Dr. Ed Hubbard is author of more than 40 books including the the book “Mastering Secrets of Personal Success – Tools to Create the Life You Want” For more information regarding Hubbard Personal Success Coaching, go to http://www.personalsuccesscoachingcenter.com/index.html

5 Statements That Are Limiting Your Life

Struggling with health problems, being concerned about relationships, wrestling with career-based issues and all the other things that life can throw at you can be challenging. It’s very easy to let things become all-consuming and holding on to a number of excuses for not doing something ends up being commonplace. People find ways of justifying and validating their reasons, the problem is that is very limiting and you lose your options and your choices. Letting go of the excuses that become entrenched in your experiences frees you up from limitations and opens you up to possibilities, options, choices and limitless potential.

If you catch yourself using the phrases that are mentioned here, or something very similar; if you choose to live your life by them, they become the influencing factor in how you continue to make decisions – which could cause you to make decisions that limit you.

It’s highly probable that you use more than one of these phrases.
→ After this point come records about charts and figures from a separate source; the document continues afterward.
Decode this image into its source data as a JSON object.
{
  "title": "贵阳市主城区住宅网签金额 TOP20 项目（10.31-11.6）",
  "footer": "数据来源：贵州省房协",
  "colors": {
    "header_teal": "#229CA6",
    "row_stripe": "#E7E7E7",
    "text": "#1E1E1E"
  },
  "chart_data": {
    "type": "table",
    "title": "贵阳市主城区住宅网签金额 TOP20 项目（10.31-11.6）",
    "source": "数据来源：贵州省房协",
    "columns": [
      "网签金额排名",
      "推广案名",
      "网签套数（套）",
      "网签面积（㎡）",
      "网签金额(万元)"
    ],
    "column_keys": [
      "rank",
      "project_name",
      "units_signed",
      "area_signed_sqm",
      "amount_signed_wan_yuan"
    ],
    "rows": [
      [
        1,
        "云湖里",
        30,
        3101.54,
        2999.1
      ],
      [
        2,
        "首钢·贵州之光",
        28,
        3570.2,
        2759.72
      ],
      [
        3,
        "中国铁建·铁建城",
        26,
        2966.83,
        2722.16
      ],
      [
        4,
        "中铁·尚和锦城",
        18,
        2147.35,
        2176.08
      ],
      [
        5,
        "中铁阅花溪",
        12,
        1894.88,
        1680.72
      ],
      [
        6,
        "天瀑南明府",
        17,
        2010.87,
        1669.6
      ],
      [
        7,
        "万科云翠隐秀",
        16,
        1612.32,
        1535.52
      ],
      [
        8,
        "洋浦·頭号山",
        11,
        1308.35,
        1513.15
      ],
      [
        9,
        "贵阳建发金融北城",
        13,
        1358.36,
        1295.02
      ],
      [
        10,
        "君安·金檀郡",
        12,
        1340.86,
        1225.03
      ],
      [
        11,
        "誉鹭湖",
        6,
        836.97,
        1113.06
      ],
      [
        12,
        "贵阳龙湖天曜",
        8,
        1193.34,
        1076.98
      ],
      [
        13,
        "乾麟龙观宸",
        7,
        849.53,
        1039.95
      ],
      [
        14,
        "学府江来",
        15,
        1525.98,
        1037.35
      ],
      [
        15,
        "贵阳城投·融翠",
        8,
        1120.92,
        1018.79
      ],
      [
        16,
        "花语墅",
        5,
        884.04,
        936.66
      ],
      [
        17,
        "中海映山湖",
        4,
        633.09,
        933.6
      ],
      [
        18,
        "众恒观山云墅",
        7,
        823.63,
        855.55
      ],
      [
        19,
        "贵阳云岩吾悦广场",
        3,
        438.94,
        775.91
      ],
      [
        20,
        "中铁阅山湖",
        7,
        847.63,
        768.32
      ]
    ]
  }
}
The first thing is to become conscious of your language and become aware of the things you are saying to yourself and to others. When you catch yourself using one of these phrases (or something similar) or thinking it, pay attention: is it your voice or someone else’s? How do you feel? When are you saying it? Then contemplate the purpose for saying it. This will give you clarity on what’s going on for you. Let’s take a closer look at these five statements:

  1. “I don’t have time….”
    How often do you say this? It’s a popular reason when it comes to exercise. It’s a reason that will definitely stop you from achieving your goals and dreams. The truth is we are all busy but there is no extra time. Time is given to us at 60 seconds to the minute, 60 minutes to an hour, 24 hours per day. Nobody has any more time or less time than anyone else. Good performers and poor performers have the same amount of time. So, what’s the difference? Its how you USE the time you have! If it’s important to you, you have to make the time which means creating a schedule and then working the schedule.
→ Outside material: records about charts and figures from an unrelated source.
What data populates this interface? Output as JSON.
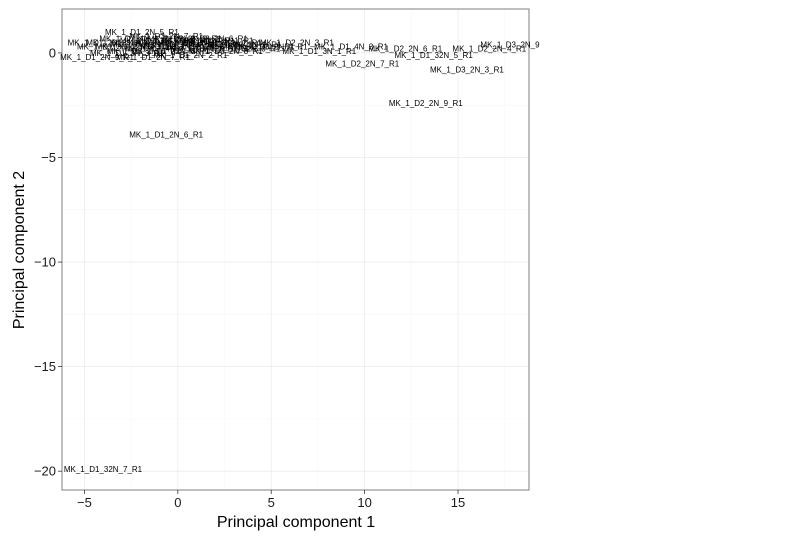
{
  "chart_data": {
    "type": "scatter",
    "title": "",
    "xlabel": "Principal component 1",
    "ylabel": "Principal component 2",
    "xlim": [
      -6.2,
      18.8
    ],
    "ylim": [
      -20.9,
      2.1
    ],
    "x_ticks": [
      -5,
      0,
      5,
      10,
      15
    ],
    "y_ticks": [
      0,
      -5,
      -10,
      -15,
      -20
    ],
    "grid": true,
    "marker": "text-label",
    "points": [
      {
        "label": "MK_1_D1_2N_5_R1",
        "x": -3.9,
        "y": 1.0
      },
      {
        "label": "MK_1_D1_2N_6_R1",
        "x": -2.6,
        "y": -3.9
      },
      {
        "label": "MK_1_D1_32N_7_R1",
        "x": -6.1,
        "y": -19.9
      },
      {
        "label": "MK_1_D2_2N_9_R1",
        "x": 11.3,
        "y": -2.4
      },
      {
        "label": "MK_1_D3_2N_3_R1",
        "x": 13.5,
        "y": -0.8
      },
      {
        "label": "MK_1_D2_2N_7_R1",
        "x": 7.9,
        "y": -0.5
      },
      {
        "label": "MK_1_D1_32N_5_R1",
        "x": 11.6,
        "y": -0.1
      },
      {
        "label": "MK_1_D1_3N_1_R1",
        "x": 5.6,
        "y": 0.1
      },
      {
        "label": "MK_1_D1_4N_3_R1",
        "x": 7.3,
        "y": 0.3
      },
      {
        "label": "MK_1_D2_2N_6_R1",
        "x": 10.2,
        "y": 0.2
      },
      {
        "label": "MK_1_D2_2N_3_R1",
        "x": 4.4,
        "y": 0.5
      },
      {
        "label": "MK_1_D2_2N_4_R1",
        "x": 14.7,
        "y": 0.2
      },
      {
        "label": "MK_1_D3_2N_9",
        "x": 16.2,
        "y": 0.4
      },
      {
        "label": "MK_1_D1_2N_1_R1",
        "x": 0.8,
        "y": 0.4
      },
      {
        "label": "MK_1_D1_2N_2_R1",
        "x": -1.3,
        "y": -0.1
      },
      {
        "label": "MK_1_D2_2N_1_R1",
        "x": 2.3,
        "y": 0.3
      },
      {
        "label": "MK_1_D1_2N_3_R1",
        "x": -5.9,
        "y": 0.5
      },
      {
        "label": "MK_1_D1_2N_4_R1",
        "x": -4.4,
        "y": 0.3
      },
      {
        "label": "MK_1_D1_2N_7_R1",
        "x": -3.3,
        "y": -0.2
      },
      {
        "label": "MK_1_D1_2N_8_R1",
        "x": -2.2,
        "y": 0.6
      },
      {
        "label": "MK_1_D1_2N_9_R1",
        "x": -6.3,
        "y": -0.2
      },
      {
        "label": "MK_1_D1_3N_2_R1",
        "x": -5.4,
        "y": 0.3
      },
      {
        "label": "MK_1_D1_3N_3_R1",
        "x": -4.7,
        "y": 0.0
      },
      {
        "label": "MK_1_D1_3N_4_R1",
        "x": -3.6,
        "y": 0.4
      },
      {
        "label": "MK_1_D1_4N_1_R1",
        "x": -2.8,
        "y": 0.2
      },
      {
        "label": "MK_1_D1_4N_2_R1",
        "x": -1.8,
        "y": 0.4
      },
      {
        "label": "MK_1_D1_4N_4_R1",
        "x": -0.9,
        "y": 0.6
      },
      {
        "label": "MK_1_D1_32N_1_R1",
        "x": -0.4,
        "y": 0.2
      },
      {
        "label": "MK_1_D1_32N_2_R1",
        "x": 0.3,
        "y": 0.5
      },
      {
        "label": "MK_1_D1_32N_3_R1",
        "x": 1.3,
        "y": 0.2
      },
      {
        "label": "MK_1_D1_32N_4_R1",
        "x": -4.9,
        "y": 0.5
      },
      {
        "label": "MK_1_D1_32N_6_R1",
        "x": -2.5,
        "y": 0.1
      },
      {
        "label": "MK_1_D2_2N_2_R1",
        "x": -1.6,
        "y": 0.7
      },
      {
        "label": "MK_1_D2_2N_5_R1",
        "x": -0.7,
        "y": 0.3
      },
      {
        "label": "MK_1_D2_2N_8_R1",
        "x": -3.1,
        "y": 0.6
      },
      {
        "label": "MK_1_D2_3N_1_R1",
        "x": 0.1,
        "y": 0.6
      },
      {
        "label": "MK_1_D2_3N_2_R1",
        "x": 1.6,
        "y": 0.4
      },
      {
        "label": "MK_1_D2_4N_1_R1",
        "x": -4.2,
        "y": 0.7
      },
      {
        "label": "MK_1_D3_2N_1_R1",
        "x": -2.0,
        "y": 0.3
      },
      {
        "label": "MK_1_D3_2N_2_R1",
        "x": -1.1,
        "y": 0.5
      },
      {
        "label": "MK_1_D3_2N_4_R1",
        "x": 3.0,
        "y": 0.3
      },
      {
        "label": "MK_1_D3_2N_5_R1",
        "x": -3.8,
        "y": 0.1
      },
      {
        "label": "MK_1_D3_2N_6_R1",
        "x": -0.2,
        "y": 0.7
      },
      {
        "label": "MK_1_D3_2N_7_R1",
        "x": -2.6,
        "y": 0.8
      },
      {
        "label": "MK_1_D3_2N_8_R1",
        "x": 0.6,
        "y": 0.1
      }
    ]
  }
}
A simple way to free up some more time, turn off the TV, get off Facebook and you’ll be amazed with the additional time you have for pursuing your goals.
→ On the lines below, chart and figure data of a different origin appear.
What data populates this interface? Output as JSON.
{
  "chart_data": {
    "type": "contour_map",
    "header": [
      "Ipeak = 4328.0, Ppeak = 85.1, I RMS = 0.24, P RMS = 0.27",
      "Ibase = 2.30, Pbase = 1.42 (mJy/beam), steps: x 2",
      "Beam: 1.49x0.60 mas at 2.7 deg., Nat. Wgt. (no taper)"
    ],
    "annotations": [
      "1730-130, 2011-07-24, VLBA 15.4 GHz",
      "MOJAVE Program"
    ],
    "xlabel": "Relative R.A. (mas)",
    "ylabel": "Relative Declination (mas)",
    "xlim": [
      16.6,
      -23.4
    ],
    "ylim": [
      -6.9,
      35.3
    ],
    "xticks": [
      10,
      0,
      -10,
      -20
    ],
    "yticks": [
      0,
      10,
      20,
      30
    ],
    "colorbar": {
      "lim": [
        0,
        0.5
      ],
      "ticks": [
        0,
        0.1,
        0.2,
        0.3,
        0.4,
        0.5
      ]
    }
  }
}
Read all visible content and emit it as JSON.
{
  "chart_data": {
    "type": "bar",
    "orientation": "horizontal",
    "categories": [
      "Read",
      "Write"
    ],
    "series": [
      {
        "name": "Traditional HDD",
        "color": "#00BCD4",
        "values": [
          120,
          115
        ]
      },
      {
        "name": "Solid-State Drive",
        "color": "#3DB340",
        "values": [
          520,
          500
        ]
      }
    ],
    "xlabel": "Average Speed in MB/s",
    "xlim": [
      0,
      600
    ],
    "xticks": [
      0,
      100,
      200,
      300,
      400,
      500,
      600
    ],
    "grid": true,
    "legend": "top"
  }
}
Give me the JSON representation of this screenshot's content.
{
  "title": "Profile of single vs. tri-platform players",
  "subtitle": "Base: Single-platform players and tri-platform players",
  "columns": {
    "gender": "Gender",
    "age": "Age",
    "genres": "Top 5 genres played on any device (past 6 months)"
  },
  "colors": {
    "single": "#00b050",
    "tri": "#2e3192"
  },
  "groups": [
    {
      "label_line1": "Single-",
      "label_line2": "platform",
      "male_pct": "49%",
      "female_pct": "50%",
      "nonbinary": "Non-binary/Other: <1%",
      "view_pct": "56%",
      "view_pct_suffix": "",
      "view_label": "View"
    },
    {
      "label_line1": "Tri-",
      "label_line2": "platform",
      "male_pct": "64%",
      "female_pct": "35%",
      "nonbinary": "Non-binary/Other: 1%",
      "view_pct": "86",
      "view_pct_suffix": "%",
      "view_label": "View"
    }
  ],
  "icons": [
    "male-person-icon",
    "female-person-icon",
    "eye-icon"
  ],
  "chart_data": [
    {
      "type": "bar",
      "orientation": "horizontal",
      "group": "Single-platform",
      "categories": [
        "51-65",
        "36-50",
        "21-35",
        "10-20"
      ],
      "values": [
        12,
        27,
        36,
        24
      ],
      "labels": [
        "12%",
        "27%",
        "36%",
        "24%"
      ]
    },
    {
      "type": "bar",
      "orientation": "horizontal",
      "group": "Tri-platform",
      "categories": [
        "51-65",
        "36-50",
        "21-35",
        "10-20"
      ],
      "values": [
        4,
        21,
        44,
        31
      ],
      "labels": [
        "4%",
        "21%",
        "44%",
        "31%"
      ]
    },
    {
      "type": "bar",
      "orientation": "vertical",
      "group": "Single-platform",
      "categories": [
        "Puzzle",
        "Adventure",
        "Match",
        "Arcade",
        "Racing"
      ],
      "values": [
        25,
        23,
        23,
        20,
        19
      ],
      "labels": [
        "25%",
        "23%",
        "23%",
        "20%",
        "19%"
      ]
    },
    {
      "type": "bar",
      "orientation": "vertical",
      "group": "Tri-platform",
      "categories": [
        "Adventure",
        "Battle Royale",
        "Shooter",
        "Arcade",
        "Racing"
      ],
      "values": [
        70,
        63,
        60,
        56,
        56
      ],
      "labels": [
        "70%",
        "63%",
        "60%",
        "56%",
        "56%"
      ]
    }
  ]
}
Make the decision to keep yourself accountable for your actions.

 

  1. “It will NEVER happen.” 
    How do you know for certain? What actual evidence do you have? Who made up that rule for you? What if you could and this belief statement is preventing you from knowing? There’s a lot of people on the planet and I would put money on it that there is at least one person making that thing happen which you claim will never happen. Be aware that making a statement like this and allowing it to become one of the rules in your life means that you could stay stuck and cut off from your goals.
    It’s a good idea to focus on how it can happen, rather than why it won’t. If you focus on the solutions you are more likely to find one.
  2. “I’m not the type of person who would …”
    How do you know? Have you just created boundaries and limitations for yourself rather than thinking about how you could change your perception of the situation. Or maybe you are concerned about how other people will view you rather than being bold and pursuing the things you want to do in life.

 

  1. “I could never …”
    What would your life be like if you did? “Never” is a very broad-brush, sweeping statement isn’t it. In numerous ways it limits you and cuts you off from the possibilities forever! Start exploring how you could make it happen instead.

 

  1. “Oh well, never mind …”
    If you’ve explored every conceivable option, there’s strength in accepting the present moment. BUT if you’ve let your hopes and dreams slip through your fingers without trying giving it 100% of your commitment to succeeding then it’s time to re-think the situation.
    Don’t let your life be ruled by excuses and reasons for not achieving. From today, start to take responsibility for your results and look for the solutions which allow you to reach your desired goals and outcomes.